A indicação de Jorge Messias ao Supremo Tribunal Federal (STF) provocou uma nova onda de críticas entre parlamentares da oposição, que resgataram um parecer antigo do chefe da Advocacia-Geral da União (AGU) sobre aborto. O documento voltou ao centro das discussões e passou a ser usado como principal argumento contra a nomeação do jurista ao tribunal.
Messias e o parecer que motivou a reação da oposição
O parecer assinado por Messias foi apresentado no âmbito da Arguição de Descumprimento de Preceito Fundamental (ADPF) nº 1.141, proposta pelo Partido Socialismo e Liberdade (Psol) contra uma resolução do Conselho Federal de Medicina (CFM). A norma contestada tinha o objetivo de impedir médicos de realizarem a assistolia fetal, procedimento que consiste na aplicação de cloreto de potássio no coração do feto, provocando sua morte antes da interrupção da gestação.
Parlamentares da oposição, principalmente ligados a partidos conservadores, retomaram o documento para contestar a indicação de Messias ao STF. Entre eles, o senador Sergio Moro (União Brasil-PR) questionou publicamente como o AGU poderia se declarar contrário ao aborto, mas, ao mesmo tempo, defender juridicamente a autorização da assistolia fetal em casos previstos na legislação.

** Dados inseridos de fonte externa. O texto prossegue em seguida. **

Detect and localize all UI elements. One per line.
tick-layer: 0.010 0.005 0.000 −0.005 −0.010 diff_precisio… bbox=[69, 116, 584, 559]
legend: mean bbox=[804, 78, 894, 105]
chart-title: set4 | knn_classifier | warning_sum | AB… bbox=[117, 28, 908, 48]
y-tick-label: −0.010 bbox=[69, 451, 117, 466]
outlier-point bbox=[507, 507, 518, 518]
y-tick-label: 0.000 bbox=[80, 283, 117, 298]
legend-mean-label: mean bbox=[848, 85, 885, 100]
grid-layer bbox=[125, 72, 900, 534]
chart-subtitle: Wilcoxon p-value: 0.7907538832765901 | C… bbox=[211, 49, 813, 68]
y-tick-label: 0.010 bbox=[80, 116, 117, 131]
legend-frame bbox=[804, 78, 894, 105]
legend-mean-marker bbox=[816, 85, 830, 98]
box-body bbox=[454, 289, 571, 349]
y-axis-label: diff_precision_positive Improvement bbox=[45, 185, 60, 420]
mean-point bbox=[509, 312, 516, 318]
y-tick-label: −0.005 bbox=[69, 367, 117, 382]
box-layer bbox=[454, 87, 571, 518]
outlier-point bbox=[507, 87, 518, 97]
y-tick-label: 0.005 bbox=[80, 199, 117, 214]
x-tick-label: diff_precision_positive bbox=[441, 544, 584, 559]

Reações de parlamentares nas redes e na imprensa
O deputado federal Maurício Marcon (Podemos-RS) também criticou o posicionamento jurídico de Messias, descrevendo o procedimento médico e associando a defesa do parecer ao apoio ao aborto em gestações avançadas. Nas redes sociais, o parlamentar relacionou o caso ao fato de o AGU ser o indicado do presidente Luiz Inácio Lula da Silva para o Supremo.
Líderes do PL reforçam crítica
O líder do PL na Câmara, Sóstenes Cavalcante (RJ), afirmou que já tinha acesso ao parecer de Messias e prometeu divulgar seu conteúdo para embasar sua oposição à indicação. Segundo ele, o documento demonstraria alinhamento do AGU com uma pauta que, segundo o deputado, seria incompatível com discursos direcionados ao público cristão.
O senador Eduardo Girão (Novo-CE) também se posicionou contra a indicação, argumentando que a postura do AGU seria incompatível com a defesa da vida desde a concepção. O parlamentar declarou que respeita Messias, mas que votará contra sua ida ao STF.
No Senado, o líder do PL, Carlos Portinho (RJ), afirmou que o partido manterá postura de oposição durante a sabatina.
Conteúdo jurídico do parecer de Messias sobre a ADPF
Em sua manifestação na ADPF, Messias defendeu que a resolução do CFM não poderia limitar procedimentos médicos sem previsão legal. O AGU argumentou que o tema deveria ser regulado pelo Congresso Nacional, e não por decisão administrativa do conselho.
No texto enviado ao Supremo, Messias destacou que sua análise foi baseada exclusivamente em critérios jurídicos, sem considerar aspectos morais ou religiosos ligados ao debate sobre aborto. O parecer acompanhou os argumentos do Psol, que afirmou que a norma do CFM teria impacto direto no acesso ao aborto legal para vítimas de violência sexual.
Divergências no STF e críticas internas à esquerda
A ADPF nº 1.141 ainda está em andamento no Supremo. Os ministros André Mendonça e Nunes Marques, ambos indicados pelo ex-presidente Jair Bolsonaro, têm atuado contra mudanças na legislação referente ao tema. Mendonça votou contra liminares que buscavam derrubar a resolução do CFM, enquanto Nunes Marques retirou a discussão do plenário virtual, levando o caso ao plenário físico.
Além das críticas da oposição, a indicação de Messias também gerou insatisfação em setores da esquerda. Movimentos identitários afirmaram que a escolha de um homem branco para compor a Corte não representaria avanços na pauta de diversidade racial. A nomeação foi anunciada no dia 20 de novembro, data marcada pelo Dia da Consciência Negra.
A indicação de Jorge Messias ao STF elevou o debate político em torno de seu parecer sobre aborto, reacendendo divergências entre parlamentares, movimentos sociais e diferentes correntes ideológicas. Enquanto o documento jurídico permanece no centro das discussões, a análise do Senado sobre sua nomeação deve intensificar o embate entre governo e oposição.